Thank you: this summary of the behavior should help us at least analyze the code-paths to see if we can figure out why. I know this feature does at least in principle work (I’ve used it on data sets with 4-5 trajectories, each with lots of frames), so it’s really important we figure this out
One last question: have you tried permuting the order of the trajectories? Meaning, if “traj_1.nc traj_2.nc traj_3.nc traj_4.nc “ only produces _V files for the _1 and _2 trajectories and nothing for the others, what happens if you give it “traj_3.nc traj_4.nc traj_1.nc traj_2.nc”? It still feels to me like it’s failing to read some of the nc files correctly.
-Alan
Hi Mikaela, the -r
option is used to pick frames from the composite (globbed) trajectory. If each trajectory has 10k frames in it and you specify -r 0:10:10000
, then you are only taking frames from the first trajectory (and using a stride of 10). If you want to subsample everything with a stride of 10, then you'd need to say -r 0:10:200000
, or set a stride for each of the globbed trajectories with -k 10
and not use a range. I'm pretty sure this is why the --splitv
option doesn't seem to work.
I also just realized something. To select non-hydrogen atoms, you should use -s 'not hydrogen'
or -s '!hydrogen'
. I think problem is that you weren't actually selecting any atoms. We totally should have thrown an error when selection doesn't select any atoms (if this is the case).

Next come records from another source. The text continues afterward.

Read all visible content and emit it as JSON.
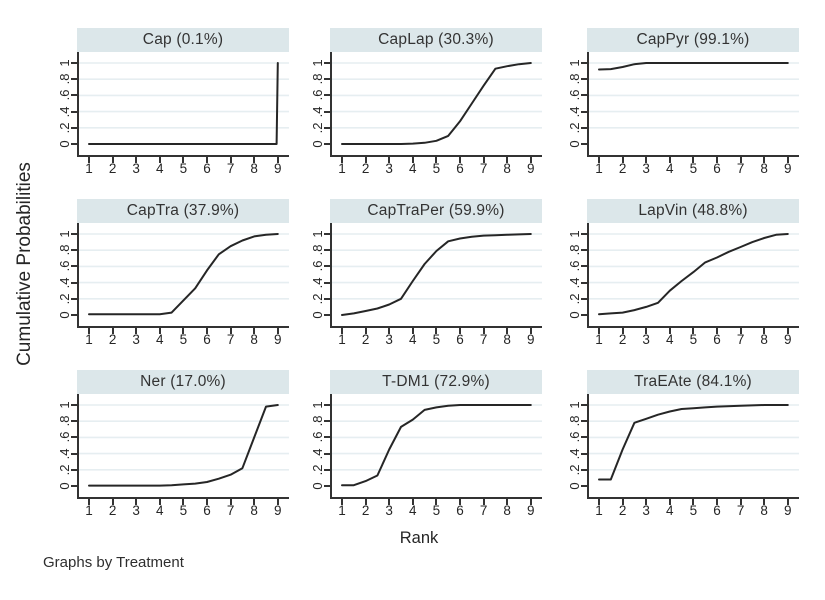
{
  "chart_data": {
    "type": "line",
    "layout": "3x3-small-multiples",
    "title": "",
    "xlabel": "Rank",
    "ylabel": "Cumulative Probabilities",
    "caption": "Graphs by Treatment",
    "x_ticks": [
      1,
      2,
      3,
      4,
      5,
      6,
      7,
      8,
      9
    ],
    "y_ticks": [
      0,
      0.2,
      0.4,
      0.6,
      0.8,
      1
    ],
    "y_tick_labels": [
      "0",
      ".2",
      ".4",
      ".6",
      ".8",
      "1"
    ],
    "xlim": [
      1,
      9
    ],
    "ylim": [
      0,
      1
    ],
    "grid": "light horizontal gridlines at labeled y ticks",
    "legend": "none",
    "colors": {
      "panel_title_bg": "#dce7ea",
      "gridline": "#e6eef1",
      "line": "#262626",
      "axis": "#333333",
      "text": "#2e2e2e"
    },
    "panels": [
      {
        "title": "Cap (0.1%)",
        "treatment": "Cap",
        "percent": 0.1,
        "points": [
          [
            1,
            0
          ],
          [
            8.95,
            0
          ],
          [
            9,
            1
          ]
        ]
      },
      {
        "title": "CapLap (30.3%)",
        "treatment": "CapLap",
        "percent": 30.3,
        "points": [
          [
            1,
            0
          ],
          [
            3.5,
            0
          ],
          [
            4,
            0.005
          ],
          [
            4.5,
            0.015
          ],
          [
            5,
            0.04
          ],
          [
            5.5,
            0.1
          ],
          [
            6,
            0.28
          ],
          [
            6.5,
            0.5
          ],
          [
            7,
            0.72
          ],
          [
            7.5,
            0.93
          ],
          [
            8,
            0.96
          ],
          [
            8.5,
            0.985
          ],
          [
            9,
            1
          ]
        ]
      },
      {
        "title": "CapPyr (99.1%)",
        "treatment": "CapPyr",
        "percent": 99.1,
        "points": [
          [
            1,
            0.92
          ],
          [
            1.5,
            0.925
          ],
          [
            2,
            0.95
          ],
          [
            2.5,
            0.985
          ],
          [
            3,
            1
          ],
          [
            9,
            1
          ]
        ]
      },
      {
        "title": "CapTra (37.9%)",
        "treatment": "CapTra",
        "percent": 37.9,
        "points": [
          [
            1,
            0.01
          ],
          [
            4,
            0.01
          ],
          [
            4.5,
            0.03
          ],
          [
            5,
            0.18
          ],
          [
            5.5,
            0.33
          ],
          [
            6,
            0.55
          ],
          [
            6.5,
            0.75
          ],
          [
            7,
            0.85
          ],
          [
            7.5,
            0.92
          ],
          [
            8,
            0.97
          ],
          [
            8.5,
            0.99
          ],
          [
            9,
            1
          ]
        ]
      },
      {
        "title": "CapTraPer (59.9%)",
        "treatment": "CapTraPer",
        "percent": 59.9,
        "points": [
          [
            1,
            0
          ],
          [
            1.5,
            0.02
          ],
          [
            2,
            0.05
          ],
          [
            2.5,
            0.08
          ],
          [
            3,
            0.13
          ],
          [
            3.5,
            0.2
          ],
          [
            4,
            0.42
          ],
          [
            4.5,
            0.63
          ],
          [
            5,
            0.79
          ],
          [
            5.5,
            0.91
          ],
          [
            6,
            0.945
          ],
          [
            6.5,
            0.965
          ],
          [
            7,
            0.98
          ],
          [
            7.5,
            0.985
          ],
          [
            8,
            0.99
          ],
          [
            8.5,
            0.995
          ],
          [
            9,
            1
          ]
        ]
      },
      {
        "title": "LapVin (48.8%)",
        "treatment": "LapVin",
        "percent": 48.8,
        "points": [
          [
            1,
            0.01
          ],
          [
            1.5,
            0.02
          ],
          [
            2,
            0.03
          ],
          [
            2.5,
            0.06
          ],
          [
            3,
            0.1
          ],
          [
            3.5,
            0.15
          ],
          [
            4,
            0.3
          ],
          [
            4.5,
            0.42
          ],
          [
            5,
            0.53
          ],
          [
            5.5,
            0.65
          ],
          [
            6,
            0.71
          ],
          [
            6.5,
            0.78
          ],
          [
            7,
            0.84
          ],
          [
            7.5,
            0.9
          ],
          [
            8,
            0.95
          ],
          [
            8.5,
            0.99
          ],
          [
            9,
            1
          ]
        ]
      },
      {
        "title": "Ner (17.0%)",
        "treatment": "Ner",
        "percent": 17.0,
        "points": [
          [
            1,
            0.005
          ],
          [
            4,
            0.005
          ],
          [
            4.5,
            0.01
          ],
          [
            5,
            0.02
          ],
          [
            5.5,
            0.03
          ],
          [
            6,
            0.05
          ],
          [
            6.5,
            0.09
          ],
          [
            7,
            0.14
          ],
          [
            7.5,
            0.22
          ],
          [
            8,
            0.6
          ],
          [
            8.5,
            0.98
          ],
          [
            9,
            1
          ]
        ]
      },
      {
        "title": "T-DM1 (72.9%)",
        "treatment": "T-DM1",
        "percent": 72.9,
        "points": [
          [
            1,
            0.01
          ],
          [
            1.5,
            0.01
          ],
          [
            2,
            0.06
          ],
          [
            2.5,
            0.13
          ],
          [
            3,
            0.45
          ],
          [
            3.5,
            0.73
          ],
          [
            4,
            0.82
          ],
          [
            4.5,
            0.94
          ],
          [
            5,
            0.97
          ],
          [
            5.5,
            0.99
          ],
          [
            6,
            1
          ],
          [
            9,
            1
          ]
        ]
      },
      {
        "title": "TraEAte (84.1%)",
        "treatment": "TraEAte",
        "percent": 84.1,
        "points": [
          [
            1,
            0.08
          ],
          [
            1.5,
            0.08
          ],
          [
            2,
            0.45
          ],
          [
            2.5,
            0.78
          ],
          [
            3,
            0.83
          ],
          [
            3.5,
            0.88
          ],
          [
            4,
            0.92
          ],
          [
            4.5,
            0.95
          ],
          [
            5,
            0.96
          ],
          [
            5.5,
            0.97
          ],
          [
            6,
            0.98
          ],
          [
            7,
            0.99
          ],
          [
            8,
            1
          ],
          [
            9,
            1
          ]
        ]
      }
    ]
  }
}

I think we've now resolved where the remaining errors came from. Unless I hear otherwise, I'll close this issue in a couple of days.
Hello, sorry for the delay, I still haven't had the chance to further test this so I will go ahead and close it. Thank you!
How big is too big for a normal svd? Also, is there a way to have big-svd process multiple trajectories for an SVD like svd does?
svd issue:
Warning: prmtop specifies non-rectangular box: ignoring
svd: SKIPPING ALIGNMENT svd: Extracting coordinates... terminate called after throwing an instance of 'std::out_of_range' what(): Bad index for an atom /opt/sge/crc/spool/d12chas537/job_scripts/296198: line 14: 3940703 Aborted (core dumped) svd -r 0:10:10000 -p svd_notH_enzyme_ts2_small_skip10 -N1 --splitv 1 --autoname 1 -S 'name=="!hydrogen"' ../universal-files/apo.ts2-strip.prmtop ts2/imaged/*.nc
I've tried a variety of things, seems that my system (802 residues) is too large because it runs fine on CA.
big-svd issue: does not accept multiple trajectories
For context: I am trying to do a PCA on 20 500ns trajectories of this 802 residue enzyme.
If an example file would be helpful for reproducing, I can provide that as well as more context.